Glorot & Bengio (2010) Understanding the difficulty of training deep feedforward neural networks

This is the paper that explains what caused the gradient vanishing or exploding problem in training neural networks. The approach was to experiment with some fabricated image datasets as well as ImageNet datasets for multi-class classifications. Then some theoretical derivation is provided to support the argument.

The setting is a neural network with 1-5 hidden layers, with 1000 units per layer and softmax logistic regression for output, i.e., \(\textrm{softmax}(Wh+b)\). The cost function in training is average log-likelihood over a minibatch, i.e.,

\[- (y_i \log p_i + (1-y_i)\log (1-p_i)) = -\log \Pr[y\mid x]\]

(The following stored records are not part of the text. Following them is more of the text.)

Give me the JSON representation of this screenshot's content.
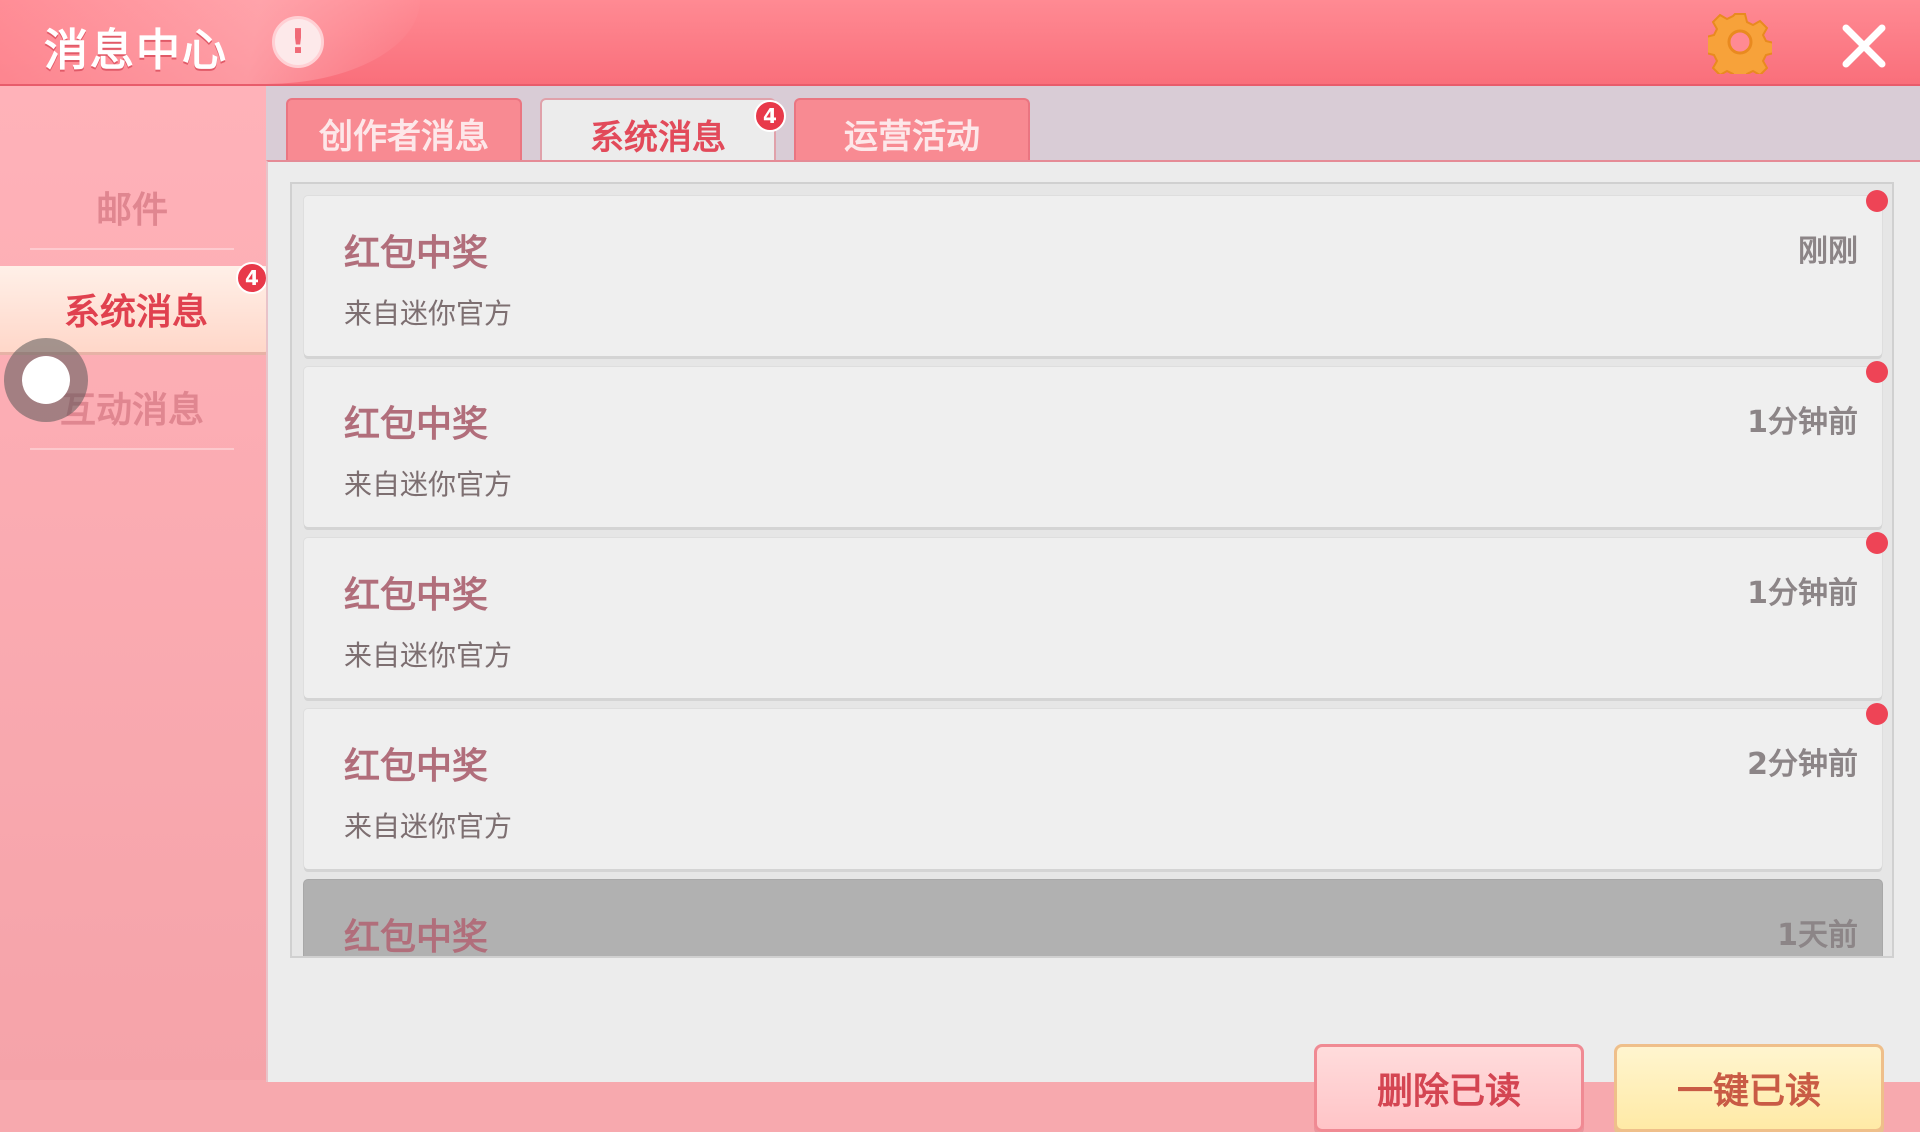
{
  "header": {
    "title": "消息中心",
    "alert_icon_glyph": "!"
  },
  "sidebar": {
    "items": [
      {
        "label": "邮件",
        "active": false
      },
      {
        "label": "系统消息",
        "active": true,
        "badge": "4"
      },
      {
        "label": "互动消息",
        "active": false
      }
    ]
  },
  "tabs": [
    {
      "label": "创作者消息",
      "active": false
    },
    {
      "label": "系统消息",
      "active": true,
      "badge": "4"
    },
    {
      "label": "运营活动",
      "active": false
    }
  ],
  "messages": [
    {
      "title": "红包中奖",
      "source": "来自迷你官方",
      "time": "刚刚",
      "unread": true
    },
    {
      "title": "红包中奖",
      "source": "来自迷你官方",
      "time": "1分钟前",
      "unread": true
    },
    {
      "title": "红包中奖",
      "source": "来自迷你官方",
      "time": "1分钟前",
      "unread": true
    },
    {
      "title": "红包中奖",
      "source": "来自迷你官方",
      "time": "2分钟前",
      "unread": true
    },
    {
      "title": "红包中奖",
      "source": "",
      "time": "1天前",
      "unread": false
    }
  ],
  "actions": {
    "delete_read_label": "删除已读",
    "mark_all_read_label": "一键已读"
  },
  "colors": {
    "header": "#f96f7b",
    "accent_red": "#e8394a",
    "active_tab_text": "#e24a5a",
    "message_title": "#b16e7b"
  }
}
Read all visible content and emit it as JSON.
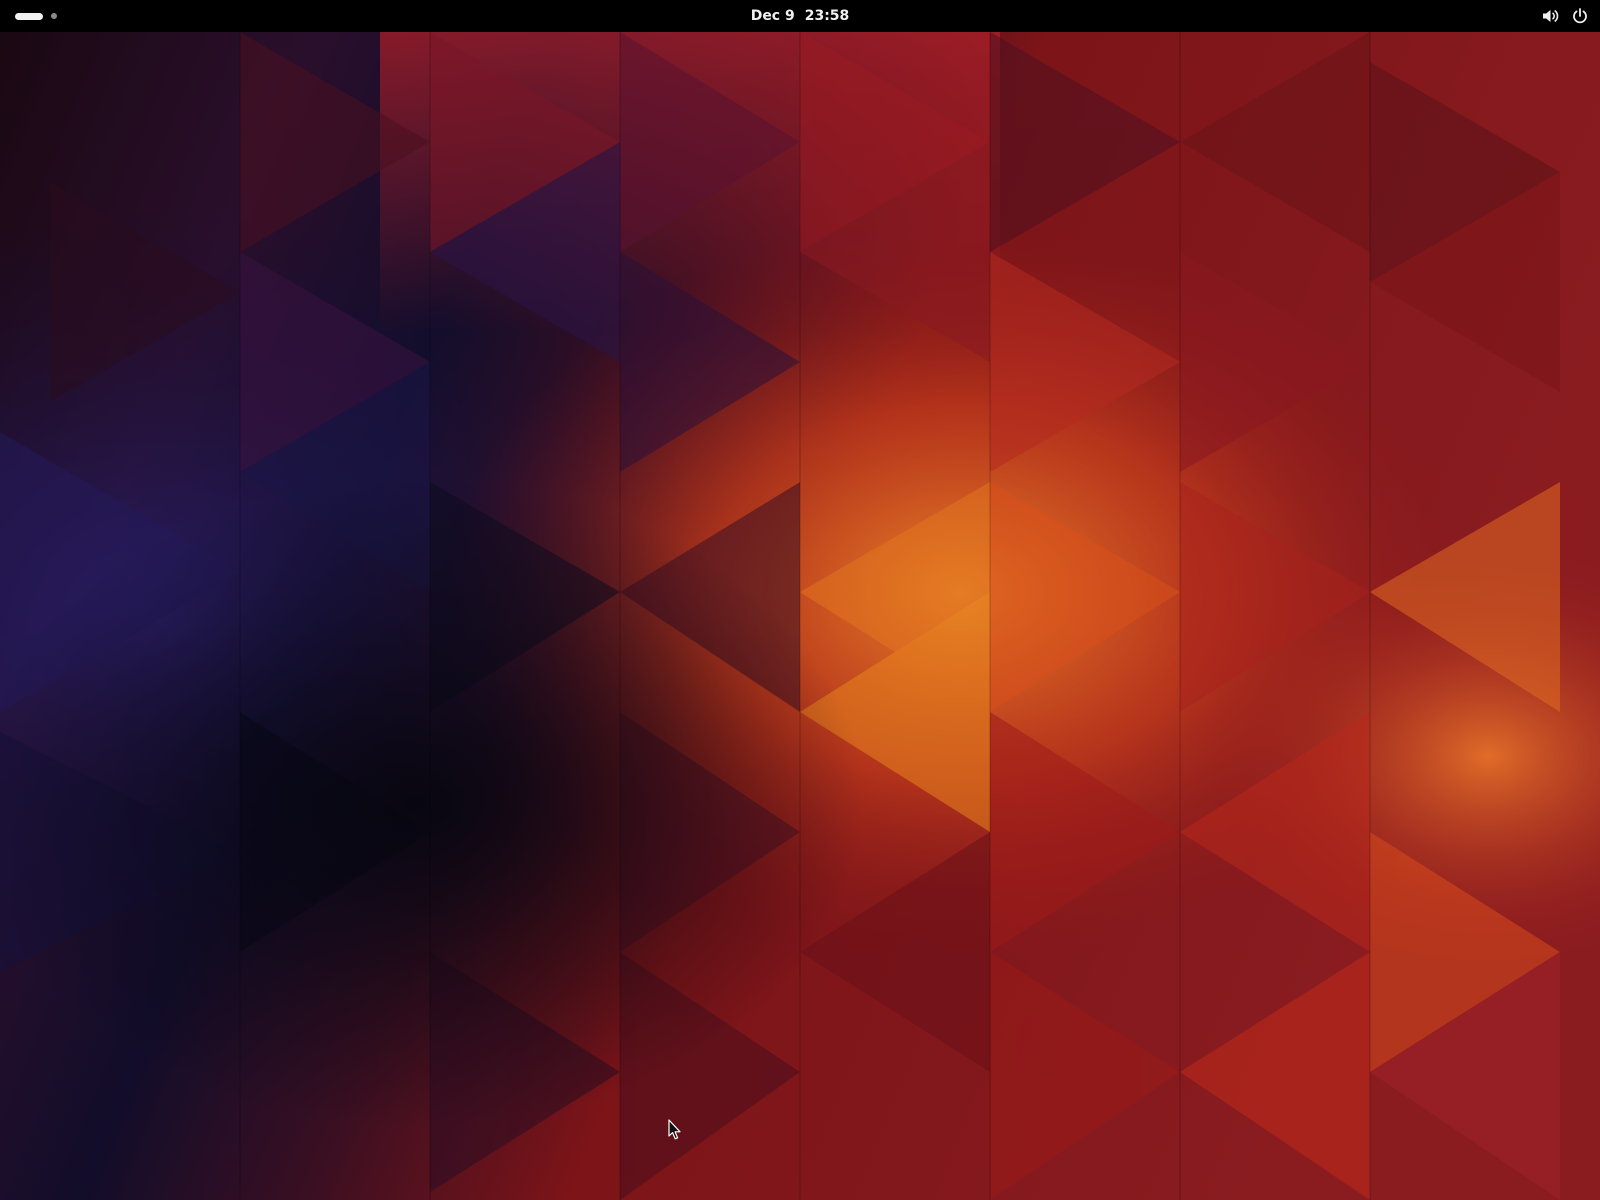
{
  "desktop": {
    "environment": "GNOME",
    "wallpaper": "geometric-triangles",
    "colors": {
      "panel_background": "#000000",
      "panel_text": "#f0f0f0",
      "wallpaper_dark": "#0b0a1c",
      "wallpaper_blue": "#221955",
      "wallpaper_red": "#8e1418",
      "wallpaper_orange": "#e8691f"
    }
  },
  "top_bar": {
    "activities": {
      "icon": "workspace-indicator-icon",
      "workspaces_count": 2,
      "active_workspace": 1
    },
    "clock": {
      "date": "Dec 9",
      "time": "23:58"
    },
    "status_icons": [
      "volume-icon",
      "power-icon"
    ]
  }
}
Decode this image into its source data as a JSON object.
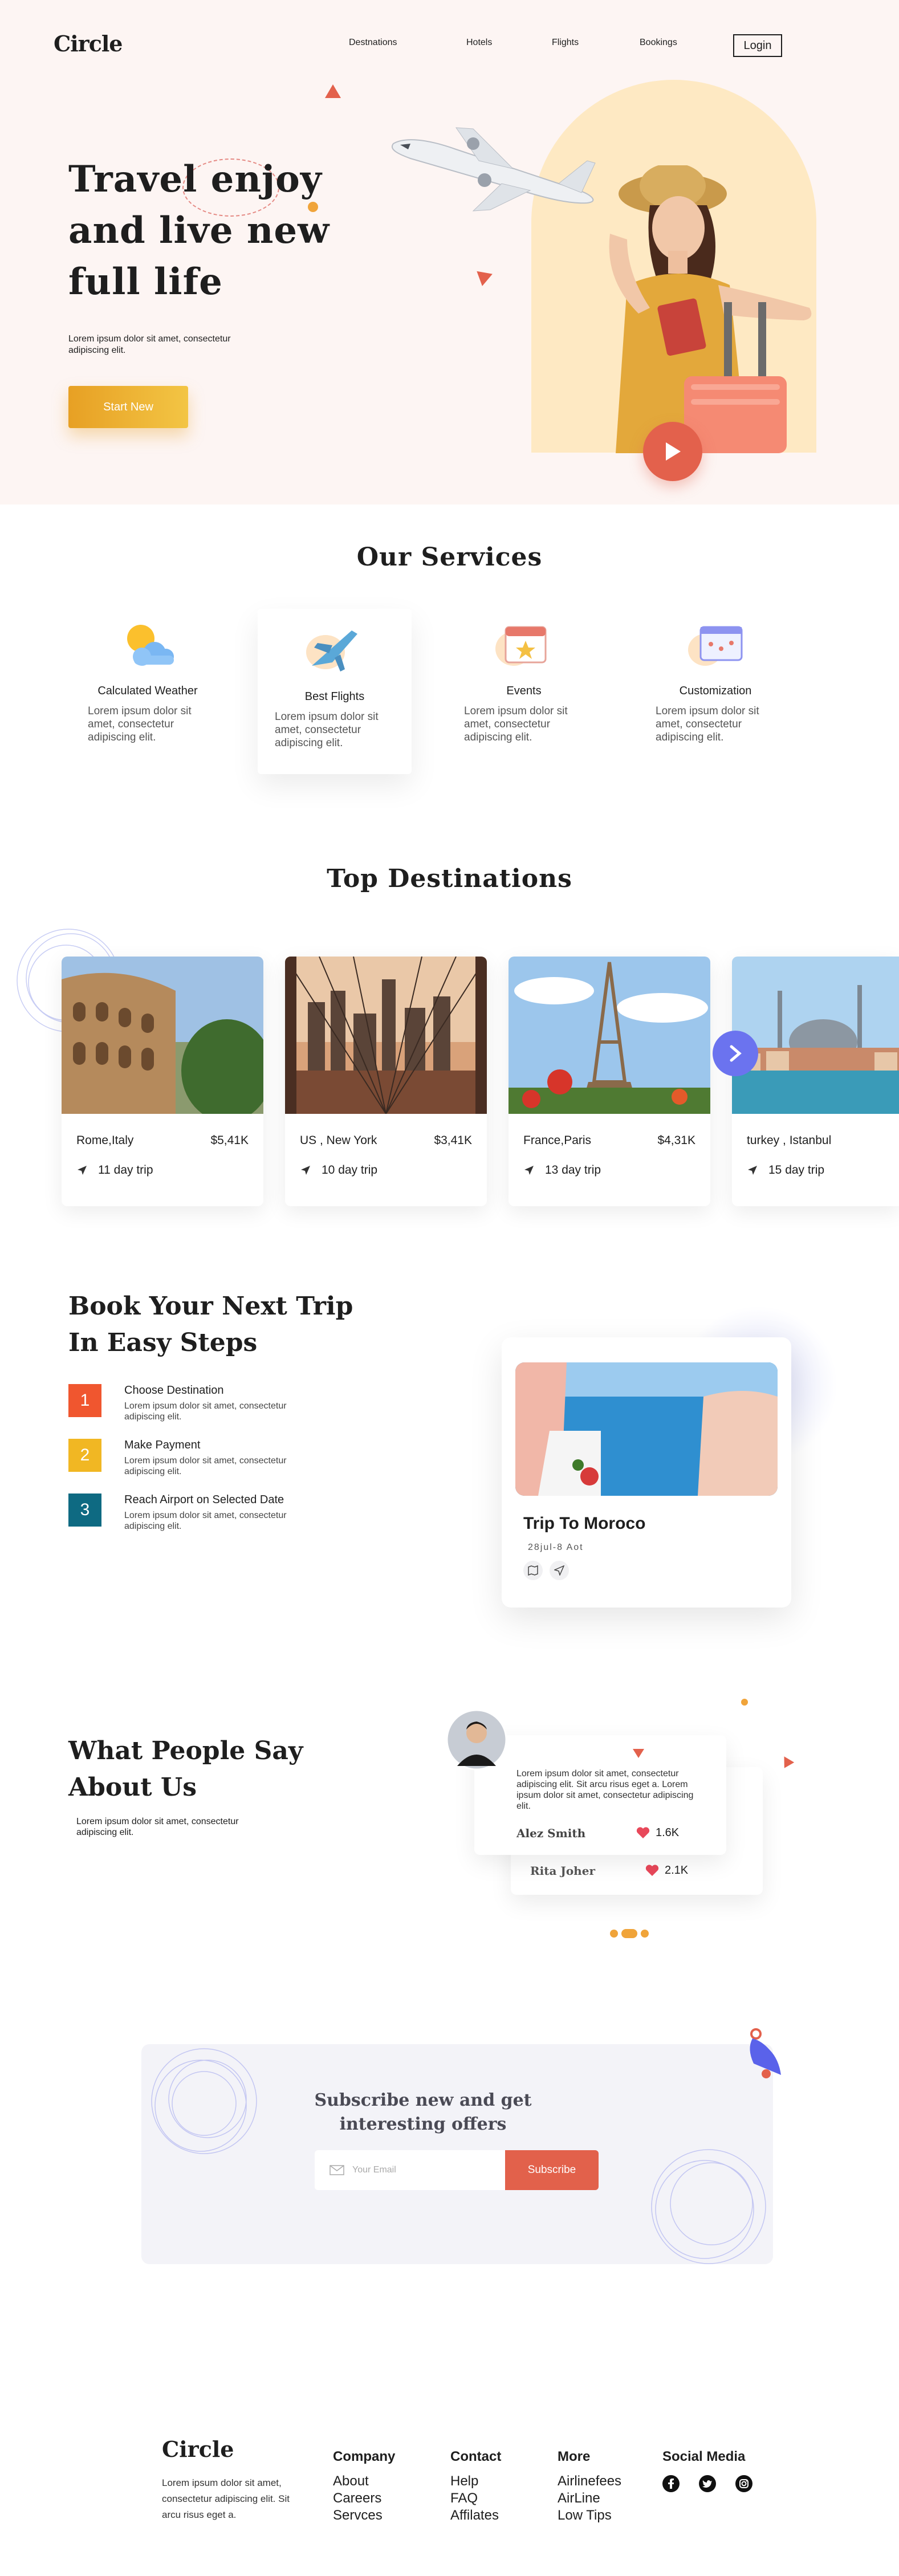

and the minibatch size is 10. The paper explored different types of activation function in the hidden layer; sigmoid \((1+\exp(-x))^{-1}\), hyperbolic tangent \(\tanh(x)\), and softsign \(x/(1+\lvert x\rvert)\). The initialization of weight follows the uniform distribution

\[w_{ij} \sim U[-\tfrac{1}{\sqrt{n}}, \tfrac{1}{\sqrt{n}}]\]

for \(n\) the number of columns of \(W\), i.e., number of unit in the previous layer.

Experimental findings: Sigmoid activation has the activation value at the last hidden layer quickly pushed to zero while the other layers’ value with mean above 0.5 for a long time. Hence the neurons are difficult to escape from the local satuation regime. If the weights are initialized by some pretraining, it doesn’t exhibut the saturation behavior.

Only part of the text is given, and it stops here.